Nel manifesto si dichiara che l’arte è essenzialmente ricerca e si afferma che l’artista in quanto singolo ha definitivamente chiuso con l’individualismo sentimentale; si impone la difesa di un’etica di vita collettiva, di vita di gruppo. L’opera non vive più nello spazio bidimensionale della tela, ma si espande in tutte le dimensioni soprattutto in rapporto alla luce e ai cambiamenti che essa determina. 
Lo spettatore viene coinvolto e chiamato a partecipare all’opera d’arte.
Gruppo Enne, catalogo antol.


In tutta Europa stanno nascendo movimenti analoghi, Gruppo Zero, Gruppo T, Gruppo Motus, artisti che sentono l’esigenza di sviluppare le ricerche visive e cinetiche per quanto riguarda la psicologia della percezione. Nasce l’Arte Cinetica o Arte Programmata, in cui vi sono opere aperte che hanno una base fondamentale: il movimento. Il movimento viene reso in due modi: movimento reale attraverso dei meccanismi che muovono l’opera, movimento illusorio o ottico reso con movimenti di luce, in ogni caso siamo noi spettatori ad essere chiamati in causa.
Enrico Castellani e Piero Manzoni azzerano la tradizione attraverso lo studio e la costruzione del monocromo e del rilievo. Piero Manzoni prende la tela, la imbeve di caolino liquido e di colla e la lascia asciugare: la trasformazione che avviene è la materia e il risultato è chiamato “superficie achroma”. Manzoni espone anche “Linee di lunghezza infinita”, contenitori cilindrici senza aperture in cui sono inserite idealmente linee che esistono come puro concetto: ina linea infinita produce un’opera infinita.
Heinz Mack proviene dal gruppo tedesco Zero, dove era molto sentita la smaterializzazione, la liberazione del colore e della sensibilità spirituale della materia e della forma.

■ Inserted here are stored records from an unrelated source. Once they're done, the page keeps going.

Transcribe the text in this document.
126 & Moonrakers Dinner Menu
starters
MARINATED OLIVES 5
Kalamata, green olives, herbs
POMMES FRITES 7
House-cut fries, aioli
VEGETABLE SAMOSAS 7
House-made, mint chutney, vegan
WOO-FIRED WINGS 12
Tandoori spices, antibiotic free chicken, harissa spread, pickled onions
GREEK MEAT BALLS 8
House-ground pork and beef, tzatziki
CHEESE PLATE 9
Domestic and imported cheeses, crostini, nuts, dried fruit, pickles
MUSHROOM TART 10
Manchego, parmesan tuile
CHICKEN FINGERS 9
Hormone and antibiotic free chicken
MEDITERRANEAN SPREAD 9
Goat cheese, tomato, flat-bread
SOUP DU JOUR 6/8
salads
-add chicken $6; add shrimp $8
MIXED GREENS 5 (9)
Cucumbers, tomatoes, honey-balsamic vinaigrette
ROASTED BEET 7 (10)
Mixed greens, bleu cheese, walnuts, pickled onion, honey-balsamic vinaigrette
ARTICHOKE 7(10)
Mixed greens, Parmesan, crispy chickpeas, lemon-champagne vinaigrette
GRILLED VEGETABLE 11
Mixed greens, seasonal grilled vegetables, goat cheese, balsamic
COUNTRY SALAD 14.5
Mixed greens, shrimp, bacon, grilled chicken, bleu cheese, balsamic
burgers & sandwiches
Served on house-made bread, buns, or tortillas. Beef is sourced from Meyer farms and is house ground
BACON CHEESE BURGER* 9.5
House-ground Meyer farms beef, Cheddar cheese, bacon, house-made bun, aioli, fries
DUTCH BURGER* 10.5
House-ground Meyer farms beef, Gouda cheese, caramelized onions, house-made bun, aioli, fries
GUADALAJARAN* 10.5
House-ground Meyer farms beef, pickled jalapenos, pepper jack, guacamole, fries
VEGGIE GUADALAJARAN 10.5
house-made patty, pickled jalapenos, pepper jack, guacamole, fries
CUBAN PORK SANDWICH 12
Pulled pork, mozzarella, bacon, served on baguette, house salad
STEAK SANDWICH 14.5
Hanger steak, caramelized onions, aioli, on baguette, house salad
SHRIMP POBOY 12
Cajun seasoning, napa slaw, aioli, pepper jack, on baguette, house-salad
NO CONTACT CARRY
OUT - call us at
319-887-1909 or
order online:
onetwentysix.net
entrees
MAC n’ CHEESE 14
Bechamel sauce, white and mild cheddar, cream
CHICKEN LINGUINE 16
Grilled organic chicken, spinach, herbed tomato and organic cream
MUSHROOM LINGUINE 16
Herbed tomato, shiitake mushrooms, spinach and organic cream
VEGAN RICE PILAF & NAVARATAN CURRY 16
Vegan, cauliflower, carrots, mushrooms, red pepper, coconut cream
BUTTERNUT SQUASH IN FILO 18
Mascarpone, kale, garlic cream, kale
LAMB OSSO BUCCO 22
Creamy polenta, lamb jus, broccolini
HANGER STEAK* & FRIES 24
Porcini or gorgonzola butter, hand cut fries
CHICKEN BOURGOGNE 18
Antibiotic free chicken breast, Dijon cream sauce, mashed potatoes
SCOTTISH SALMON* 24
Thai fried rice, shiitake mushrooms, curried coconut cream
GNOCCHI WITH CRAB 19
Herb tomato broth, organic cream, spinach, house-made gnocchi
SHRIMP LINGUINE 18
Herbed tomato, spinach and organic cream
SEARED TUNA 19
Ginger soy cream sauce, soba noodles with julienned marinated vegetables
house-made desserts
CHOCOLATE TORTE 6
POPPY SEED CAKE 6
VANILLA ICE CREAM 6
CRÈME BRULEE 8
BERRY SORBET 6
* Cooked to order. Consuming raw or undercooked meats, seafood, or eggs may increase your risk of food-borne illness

Otto Piene, Heinz Mack e Günther Uecker - parlano di “una liberazione del colore”, di una “sensibilità spirituale della superficie”. Il nome Zero vuole indicare “una zona di silenzio e di possibilità pure per un nuovo inizio”.
Con Manfredo Massironi e Alberto Biasi abbiamo la promozione poi di quello che sarà il Gruppo N.
Proprio nel dicembre del 1960 si apre, per modo di dire, la “Mostra a porte chiuse” del Gruppo N, oggi divenuto di fama internazionale, cui seguì "l'esposizione del pane", esplicito dissenso verso il culto della personalità ed il mito della creazione artistica.
La coraggiosa presa di posizione di Ettore Luccini nei confronti delle espressioni di arte contemporanea e di avanguardia prima gli fa perdere il posto e poi la stessa direzione del circolo a cui succederà la chiusura.